Elle mettait un tel mépris dans cette phrase, qu’il crut devoir risquer un léger rire. C’était d’ailleurs l’attaque unique qui lui échappait parfois contre son mari devant le monde, exaspérée des plaisanteries de ce dernier sur son piano, elle qui était assez forte pour cacher la haine et la répulsion physique qu’il lui inspirait.
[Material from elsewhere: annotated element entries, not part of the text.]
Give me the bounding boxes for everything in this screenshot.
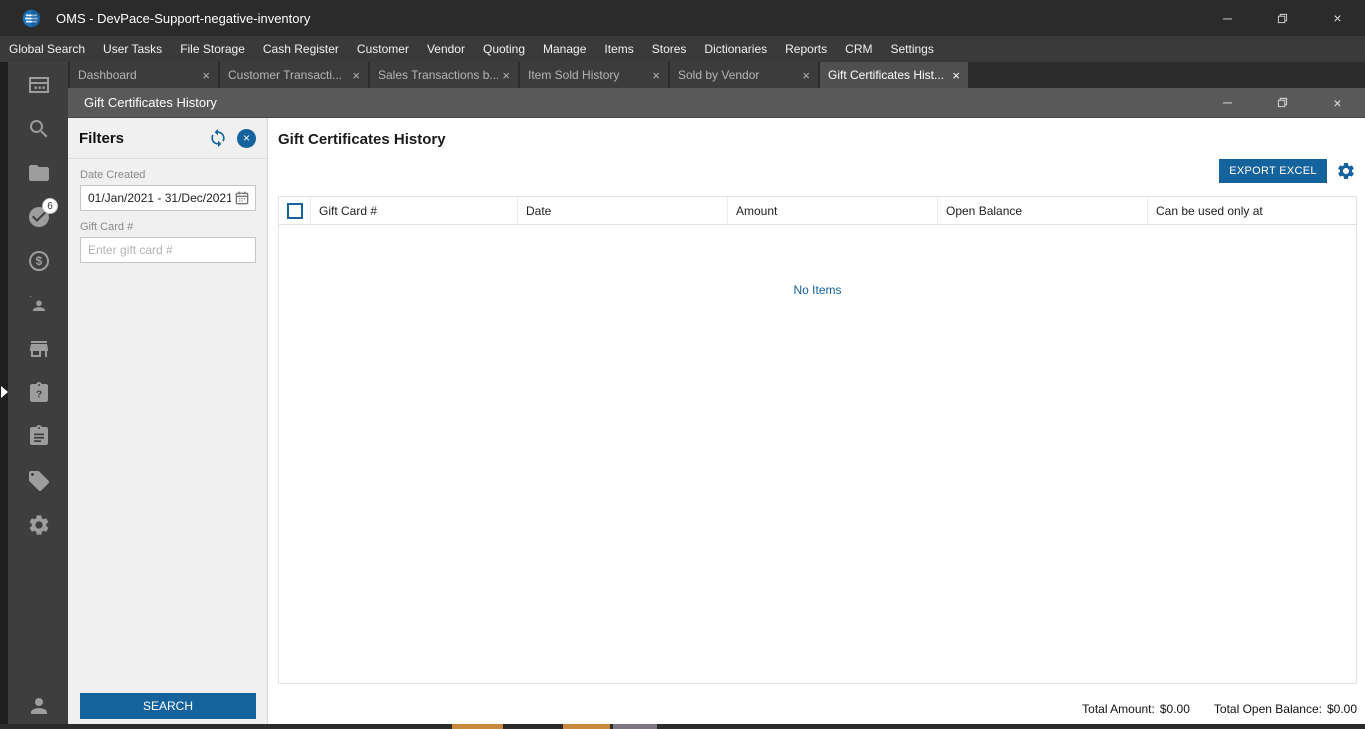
date-created-label: Date Created — [80, 169, 146, 181]
store-icon[interactable] — [27, 337, 51, 361]
taskbar-segment — [563, 724, 610, 729]
select-all-cell — [279, 197, 311, 224]
menu-manage[interactable]: Manage — [534, 36, 595, 62]
tab-close-icon[interactable]: × — [502, 69, 510, 82]
close-icon[interactable]: × — [1310, 88, 1365, 117]
money-icon[interactable]: $ — [27, 249, 51, 273]
filters-heading: Filters — [79, 129, 125, 147]
filters-panel: Filters × Date Created Gift Card # SEARC… — [68, 118, 268, 729]
tab-bar: Dashboard × Customer Transacti... × Sale… — [68, 62, 1365, 88]
empty-table-message: No Items — [793, 283, 842, 297]
tab-close-icon[interactable]: × — [652, 69, 660, 82]
export-excel-button[interactable]: EXPORT EXCEL — [1219, 159, 1327, 183]
menu-file-storage[interactable]: File Storage — [171, 36, 254, 62]
tab-close-icon[interactable]: × — [802, 69, 810, 82]
tab-dashboard[interactable]: Dashboard × — [70, 62, 218, 88]
grid-settings-gear-icon[interactable] — [1336, 161, 1356, 181]
restore-icon[interactable] — [1255, 88, 1310, 117]
total-open-balance-label: Total Open Balance: — [1213, 702, 1322, 716]
window-title: OMS - DevPace-Support-negative-inventory — [56, 10, 311, 26]
table-header-row: Gift Card # Date Amount Open Balance Can… — [279, 197, 1356, 225]
svg-text:?: ? — [36, 390, 42, 401]
tab-close-icon[interactable]: × — [352, 69, 360, 82]
search-button[interactable]: SEARCH — [80, 693, 256, 719]
folder-icon[interactable] — [27, 161, 51, 185]
menu-cash-register[interactable]: Cash Register — [254, 36, 348, 62]
minimize-icon[interactable] — [1200, 0, 1255, 36]
page-title: Gift Certificates History — [278, 131, 446, 148]
menu-crm[interactable]: CRM — [836, 36, 881, 62]
menu-global-search[interactable]: Global Search — [0, 36, 94, 62]
subwindow-controls: × — [1200, 88, 1365, 117]
tab-gift-certificates-history[interactable]: Gift Certificates Hist... × — [820, 62, 968, 88]
settings-icon[interactable] — [27, 513, 51, 537]
user-icon[interactable] — [27, 694, 51, 718]
taskbar-segment — [613, 724, 657, 729]
column-header-gift-card[interactable]: Gift Card # — [311, 197, 518, 224]
menu-reports[interactable]: Reports — [776, 36, 836, 62]
menu-stores[interactable]: Stores — [643, 36, 696, 62]
gift-certificates-table: Gift Card # Date Amount Open Balance Can… — [278, 196, 1357, 684]
app-logo-icon — [22, 9, 41, 28]
customer-card-icon[interactable] — [27, 293, 51, 317]
taskbar-sliver — [0, 724, 1365, 729]
tasks-badge: 6 — [42, 198, 58, 214]
menu-user-tasks[interactable]: User Tasks — [94, 36, 171, 62]
sidebar-expand-arrow-icon[interactable] — [1, 386, 8, 398]
refresh-icon[interactable] — [208, 128, 228, 148]
tab-close-icon[interactable]: × — [202, 69, 210, 82]
menu-vendor[interactable]: Vendor — [418, 36, 474, 62]
date-created-input[interactable] — [80, 185, 256, 211]
calendar-icon[interactable] — [234, 190, 250, 206]
subwindow-title: Gift Certificates History — [84, 95, 217, 110]
select-all-checkbox[interactable] — [286, 202, 303, 219]
tab-sales-transactions[interactable]: Sales Transactions b... × — [370, 62, 518, 88]
search-icon[interactable] — [27, 117, 51, 141]
total-open-balance-value: $0.00 — [1326, 702, 1357, 716]
total-amount-value: $0.00 — [1159, 702, 1190, 716]
clipboard-icon[interactable] — [27, 424, 51, 448]
help-clipboard-icon[interactable]: ? — [27, 381, 51, 405]
subwindow-titlebar: Gift Certificates History × — [68, 88, 1365, 118]
main-content: Gift Certificates History EXPORT EXCEL G… — [268, 118, 1365, 729]
menu-customer[interactable]: Customer — [348, 36, 418, 62]
totals-bar: Total Amount: $0.00 Total Open Balance: … — [1082, 702, 1357, 716]
divider — [68, 158, 267, 159]
tab-item-sold-history[interactable]: Item Sold History × — [520, 62, 668, 88]
restore-icon[interactable] — [1255, 0, 1310, 36]
titlebar: OMS - DevPace-Support-negative-inventory… — [0, 0, 1365, 36]
filters-close-icon[interactable]: × — [237, 128, 256, 148]
menu-dictionaries[interactable]: Dictionaries — [695, 36, 776, 62]
menu-settings[interactable]: Settings — [881, 36, 942, 62]
tab-sold-by-vendor[interactable]: Sold by Vendor × — [670, 62, 818, 88]
column-header-date[interactable]: Date — [518, 197, 728, 224]
icon-sidebar: 6 $ ? — [0, 62, 68, 729]
taskbar-segment — [452, 724, 503, 729]
menu-items[interactable]: Items — [595, 36, 642, 62]
gift-card-label: Gift Card # — [80, 221, 134, 233]
tag-icon[interactable] — [27, 469, 51, 493]
column-header-open-balance[interactable]: Open Balance — [938, 197, 1148, 224]
tab-close-icon[interactable]: × — [952, 69, 960, 82]
close-icon[interactable]: × — [1310, 0, 1365, 36]
menu-quoting[interactable]: Quoting — [474, 36, 534, 62]
menu-bar: Global Search User Tasks File Storage Ca… — [0, 36, 1365, 62]
total-amount-label: Total Amount: — [1082, 702, 1155, 716]
column-header-can-be-used-only-at[interactable]: Can be used only at — [1148, 197, 1356, 224]
column-header-amount[interactable]: Amount — [728, 197, 938, 224]
svg-text:$: $ — [36, 254, 43, 268]
window-controls: × — [1200, 0, 1365, 36]
dashboard-icon[interactable] — [27, 73, 51, 97]
tab-customer-transactions[interactable]: Customer Transacti... × — [220, 62, 368, 88]
gift-card-input[interactable] — [80, 237, 256, 263]
minimize-icon[interactable] — [1200, 88, 1255, 117]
— Comment peut-on ne pas aimer la musique ? répétait Octave d’un air d’extase, afin de lui être agréable.

Alors, elle s’assit. Un recueil d’anciens airs était ouvert sur le pupitre. Elle avait choisi un morceau de Zémire et Azor, de Grétry. Comme le jeune homme lisait tout au plus ses notes, elle le lui fit d’abord déchiffrer à demi-voix. Puis, elle joua le prélude, et il commença.

Du moment qu’on aime,
L’on devient si doux…

— Parfait ! cria-t-elle ravie, un ténor, il n’y a pas à en douter, un ténor !… Continuez, monsieur.

Octave, très flatté, fila les deux autres vers.

Et je suis moi-même
Plus tremblant que vous.

Elle rayonnait. Voilà trois ans qu’elle en cherchait un ! Et elle lui conta ses déboires, M. Trublot par exemple ; car, c’était un fait dont on aurait dû étudier les causes, il n’y avait plus de ténors parmi les jeunes gens de la société : sans doute le tabac.